Walau rada kecul nyali, ia tetap mempunyai keinginan memopulerkan lagu karangannya. Godman pun atur siasat dan tampil sebagi pelopor, mengajak teman-teman untuk berkumpul dan belajar bernyanyi. Kebetulan pada tahun 1963, keadaan ekonomi di Parapat sungguh berat karena sepinya wisatawan yang berkunjung.
Untunglah didukung wisatawan lokal yang datang dari perkebunan yang tersebar di seluruh Provinsi Sumatera Utara. Sehingga untuk menambah penghasilan rata-rata anak-anak remaja Parapat terpaksa terjun mencari duit di lokasi rekreasi, menjual jasa mulai dari menyewakan tikar, sampan dan pelampung, tukang parkir hingga menjadi calo kapal penumpang yang akan membawa wisatawan berlibur ke Pulau Samosir. Para calo kapal tersebut disebut agen.

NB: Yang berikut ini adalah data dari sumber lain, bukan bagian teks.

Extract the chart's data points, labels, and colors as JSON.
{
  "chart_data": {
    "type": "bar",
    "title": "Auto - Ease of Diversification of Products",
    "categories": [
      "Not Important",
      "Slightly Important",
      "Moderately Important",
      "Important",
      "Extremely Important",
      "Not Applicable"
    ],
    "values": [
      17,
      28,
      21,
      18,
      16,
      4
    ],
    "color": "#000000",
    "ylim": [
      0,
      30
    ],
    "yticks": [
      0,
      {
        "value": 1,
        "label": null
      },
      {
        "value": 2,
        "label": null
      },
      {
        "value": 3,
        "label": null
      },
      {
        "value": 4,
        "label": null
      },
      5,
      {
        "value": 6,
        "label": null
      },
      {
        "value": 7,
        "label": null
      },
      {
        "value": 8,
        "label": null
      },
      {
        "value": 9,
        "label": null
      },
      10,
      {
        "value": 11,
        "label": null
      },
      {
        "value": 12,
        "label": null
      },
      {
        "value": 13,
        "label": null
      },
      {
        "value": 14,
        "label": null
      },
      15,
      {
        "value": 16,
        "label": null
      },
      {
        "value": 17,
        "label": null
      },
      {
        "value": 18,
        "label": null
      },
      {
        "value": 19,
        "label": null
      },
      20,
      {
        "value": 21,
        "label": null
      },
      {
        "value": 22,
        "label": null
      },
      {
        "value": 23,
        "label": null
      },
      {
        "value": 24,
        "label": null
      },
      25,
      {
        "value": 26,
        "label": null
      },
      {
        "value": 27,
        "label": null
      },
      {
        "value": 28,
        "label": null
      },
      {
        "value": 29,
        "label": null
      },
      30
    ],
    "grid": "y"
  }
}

Selanjutnya bersama teman-temannya yang bekerja satu profesi sebagai agen yakni Jangkit Sirait, Neger Laut Sinaga, Pariel Silalahi, Jules Ambarita, Willy Hutapea, setiap hari Minggu sore setelah wisatawan pulang berkumpul di lapo tuak Sihombing yang terletak di Siburak-burak Tigaraja, Parapat.
"Sambil ber-lisoi minum tuak kami bersama-sama mempelajari lagu Anggar Pareman. Dan di lapo itu pulalah kami selalu berlatih setiap ada lagu baru yang saya ciptakan," urai Godman.
Setelah lulus SMA dari Narumonda Porsea, tahun 1966, ia berangkat merantau ke Jakarta. Dasarnya, ia berpikir kalu tetap di kampung tidak akan bisa mendapatkan kehidupan yang lebih layak. Berhubung kehidupan penyanyi selalu dicemooh waktu di kampung maka begitu di Jakarta dia bertekad untuk tidak menyentuh gitar dan tidak mau bernyanyi.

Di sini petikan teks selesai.